For some there is no issue. John Kerr, who authored the clause, was (unsurprisingly) quick to defend it. Over email he quoted Shakespeare at me: “The fault, Dear Brutus, is not in our stars, but in ourselves.” The thinking is that Britain’s Brexit problems boil down to its own messy politics rather than a faulty treaty. Kerr is a highly experienced diplomat and I am inclined to agree with him on most subjects.
But others maintain that there are fundamental problems with Article 50. Jill Rutter, Programme Director for Brexit at the Institute for Government, told me that the current wording of the clause helps no one. “If the aim is to have a provision that allows an EU member state to exit in an orderly way, while creating the basis for a stable but looser long-term partnership” with Europe, then Article 50 “looks pretty defective.”
“The UK is acting as lab rat for the workability of Article 50″
The biggest problem is the time limit. The “Article 50 period is too rigid and too short to complete negotiations, legislate for the outcome of those negotiations and be ready for exit,” Rutter told me.
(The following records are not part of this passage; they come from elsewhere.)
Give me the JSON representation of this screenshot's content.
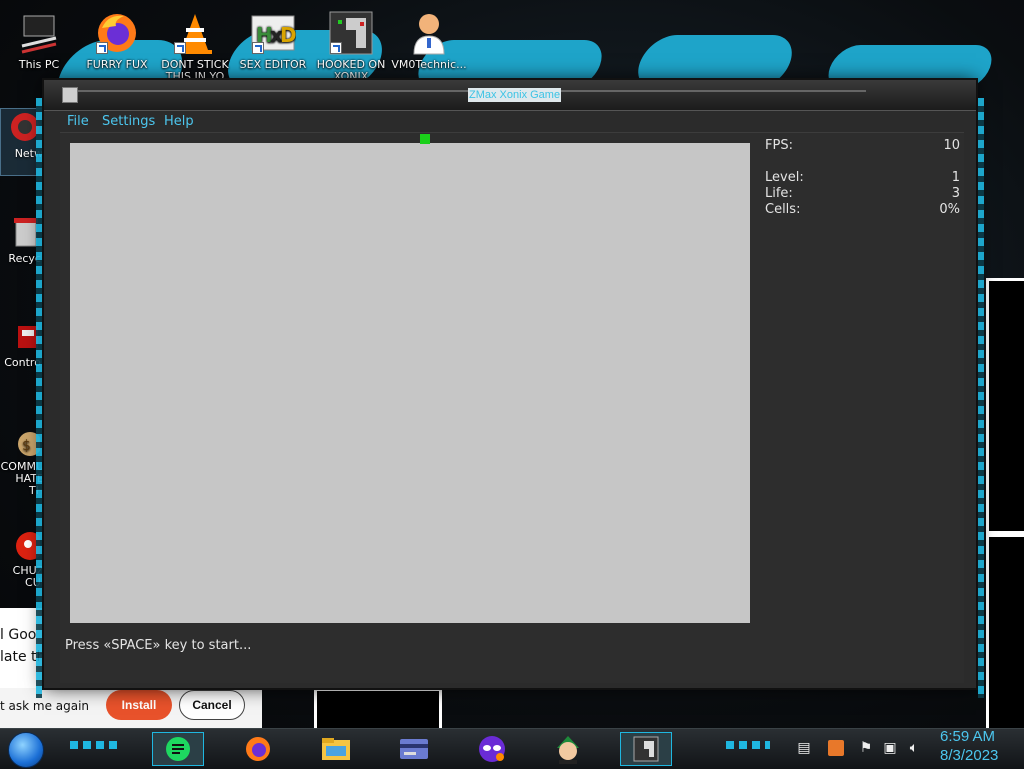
{
  "desktop": {
    "top_icons": [
      {
        "label": "This PC",
        "icon": "pc-icon"
      },
      {
        "label": "FURRY FUX",
        "icon": "firefox-icon"
      },
      {
        "label": "DONT STICK THIS IN YO",
        "icon": "vlc-cone-icon"
      },
      {
        "label": "SEX EDITOR",
        "icon": "hxd-editor-icon"
      },
      {
        "label": "HOOKED ON XONIX",
        "icon": "xonix-icon"
      },
      {
        "label": "VM0Technic...",
        "icon": "doctor-icon"
      }
    ],
    "side_icons": [
      {
        "label": "Netw",
        "icon": "network-icon"
      },
      {
        "label": "Recycl",
        "icon": "recycle-bin-icon"
      },
      {
        "label": "Control",
        "icon": "control-panel-icon"
      },
      {
        "label": "COMMU HATE TH",
        "icon": "money-bag-icon"
      },
      {
        "label": "CHUZ CUI",
        "icon": "red-creature-icon"
      }
    ]
  },
  "notification": {
    "line1": "l Goo",
    "line2": "late th",
    "dont_ask": "t ask me again",
    "install": "Install",
    "cancel": "Cancel"
  },
  "window": {
    "title": "ZMax Xonix Game",
    "menu": [
      "File",
      "Settings",
      "Help"
    ]
  },
  "game": {
    "stats": {
      "fps_label": "FPS:",
      "fps": "10",
      "level_label": "Level:",
      "level": "1",
      "life_label": "Life:",
      "life": "3",
      "cells_label": "Cells:",
      "cells": "0%"
    },
    "status": "Press «SPACE» key to start...",
    "colors": {
      "field": "#c6c6c6",
      "player": "#1ad01a",
      "panel": "#2d2d2d"
    }
  },
  "taskbar": {
    "items": [
      "notes-app-icon",
      "firefox-icon",
      "file-explorer-icon",
      "card-app-icon",
      "mask-app-icon",
      "anime-avatar-icon",
      "xonix-icon"
    ],
    "tray": [
      "chevron-icon",
      "app-tray-icon",
      "flag-icon",
      "network-icon",
      "volume-icon"
    ],
    "time": "6:59 AM",
    "date": "8/3/2023"
  }
}
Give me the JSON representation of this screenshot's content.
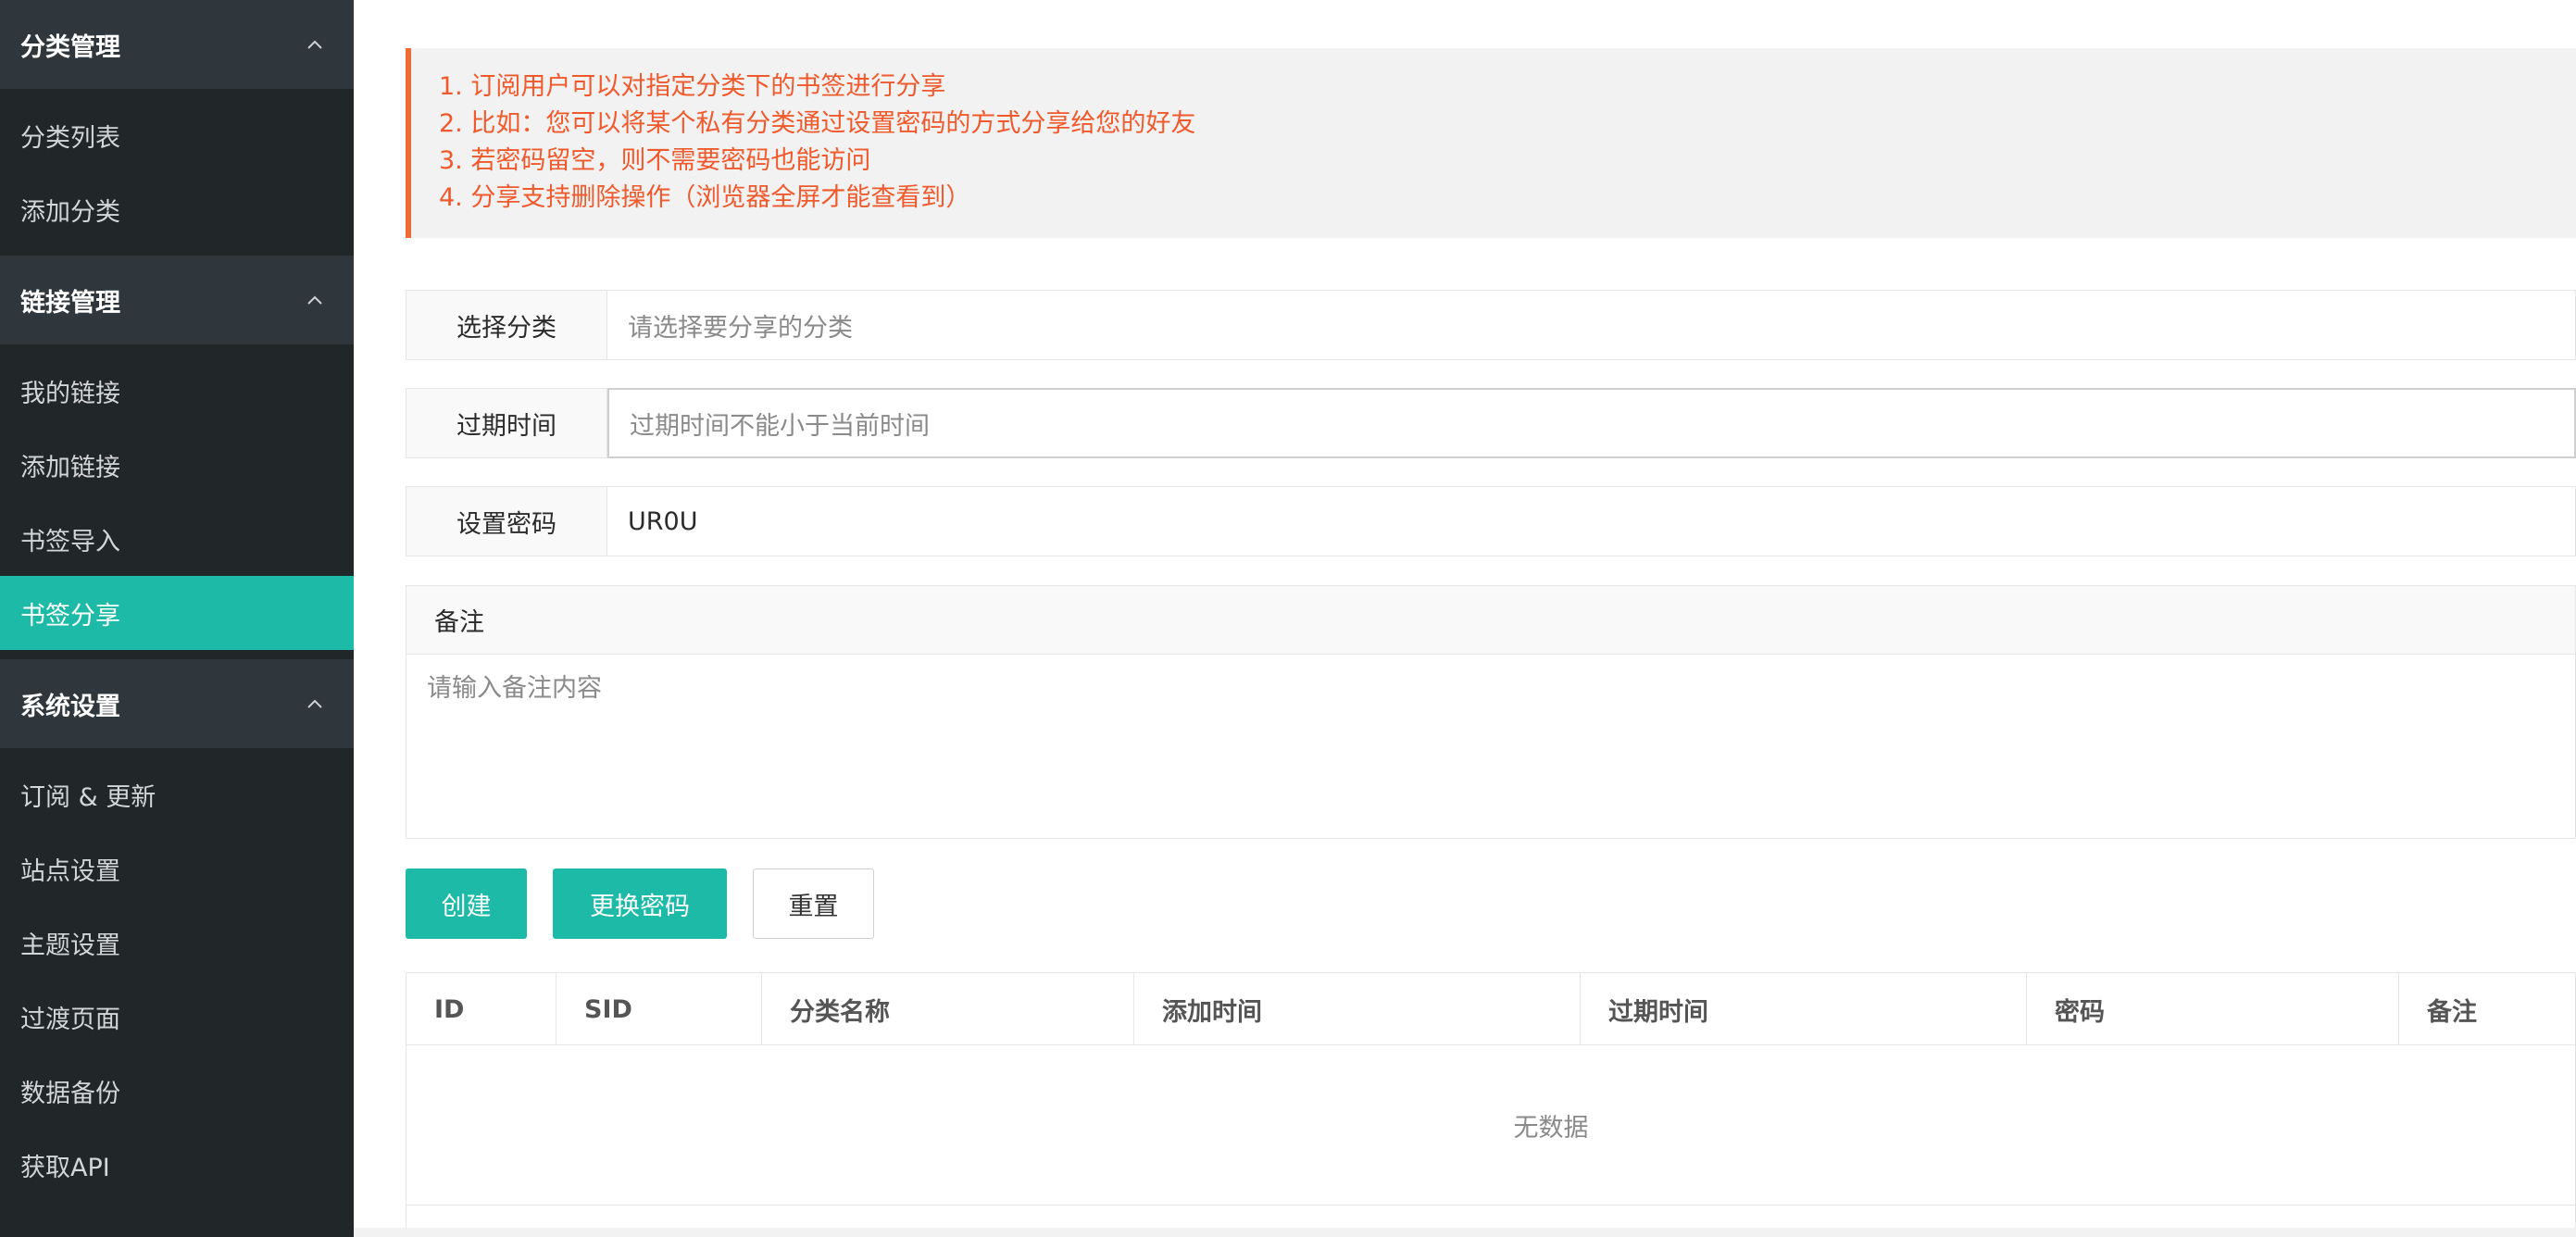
{
  "sidebar": {
    "groups": [
      {
        "title": "分类管理",
        "items": [
          "分类列表",
          "添加分类"
        ]
      },
      {
        "title": "链接管理",
        "items": [
          "我的链接",
          "添加链接",
          "书签导入",
          "书签分享"
        ]
      },
      {
        "title": "系统设置",
        "items": [
          "订阅 & 更新",
          "站点设置",
          "主题设置",
          "过渡页面",
          "数据备份",
          "获取API"
        ]
      }
    ],
    "active_item": "书签分享",
    "active_color": "#1ebaa8"
  },
  "notice": {
    "lines": [
      "1. 订阅用户可以对指定分类下的书签进行分享",
      "2. 比如：您可以将某个私有分类通过设置密码的方式分享给您的好友",
      "3. 若密码留空，则不需要密码也能访问",
      "4. 分享支持删除操作（浏览器全屏才能查看到）"
    ],
    "accent": "#f06b34"
  },
  "form": {
    "category": {
      "label": "选择分类",
      "placeholder": "请选择要分享的分类"
    },
    "expire": {
      "label": "过期时间",
      "placeholder": "过期时间不能小于当前时间"
    },
    "password": {
      "label": "设置密码",
      "value": "UR0U"
    },
    "remark": {
      "label": "备注",
      "placeholder": "请输入备注内容"
    }
  },
  "buttons": {
    "create": "创建",
    "change_password": "更换密码",
    "reset": "重置"
  },
  "table": {
    "columns": [
      "ID",
      "SID",
      "分类名称",
      "添加时间",
      "过期时间",
      "密码",
      "备注"
    ],
    "empty_text": "无数据"
  }
}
This acute time pressure is why Britain’s lack of progress is so concerning. Extending A50 is no small feat (more on that later). A “transitional deal” of the type Theresa May proposed in her recent Florence speech could help. But this sort of thing should be formally provided for in the treaty itself, Rutter suggested, rather than arranged on an ad-hoc basis. Then there is the issue of the set-up of the negotiations which engenders confrontation—why make no provision for third party supervision or mediation?
The conversation here began to take on a slightly different tone, and I realised that we were no longer just talking about the defects of Article 50. We were talking about Europe rewriting it.
Britain would, it is safe to say, have little to gain from this. We have triggered the clause and are almost certainly on the way out. Whatever the problems with it we will have to put up with them. But if A50 really is fundamentally flawed, there is a clear case for revision once the EU has learnt the lessons of the Brexit process. The other 27 member states deserve a little legal certainty, even if Britain hasn’t had much.
Anand Menon, Director of think tank the UK in a Changing EU, told me the Union “absolutely should” revise A50 post-Brexit. “If the EU is genuinely committed to stressing it is a voluntary association of states and so to letting states leave if they so choose, it should clearly protect its own interests in the process but also ensure that leaving is possible. No government, however strong and stable, can do everything required in the two years allowed.” The suggestion seems to be that Article 50 is so flawed in its current form that an orderly exit is simply impossible.
Pierre Schammo, Co-Director of the Durham European Law Institute, trained as a lawyer in Luxembourg. “From a strictly legal point of view,” he told me, “Article 50 is not fit for purpose… So, yes, there is an argument to be made for redrafting it, especially with regard to the two-year period and the unanimity requirement for extending that period.” Currently, if a departing country wants an extension of Article 50 it must be agreed upon by all other member states. A high bar to clear.
However, revising Article 50 “would require reopening the Treaties” of the European Union. “That of course comes with all sorts of risks” for the EU, he said.
Menon agreed a revision would be politically difficult, while David Edward, former Judge of the European Court of Justice and one of Britain’s most senior legal experts, told me that A50 is best left alone. “It would be better to leave things as they are, and leave unforeseen problems to be resolved as they arise.”
But for her part, Rutter maintains that the EU should consider a rewrite next time it is drawing up a new Treaty. “The UK is acting as lab rat for the workability of Article 50,” she stressed. And what of the EU? It should ask whether the clause really serves its purpose. “At some point in the future it might be worth reflecting whether a confident organisation needs to intimidate reluctant members to stay by having such a clumsy exit route,” she told me. Well, quite.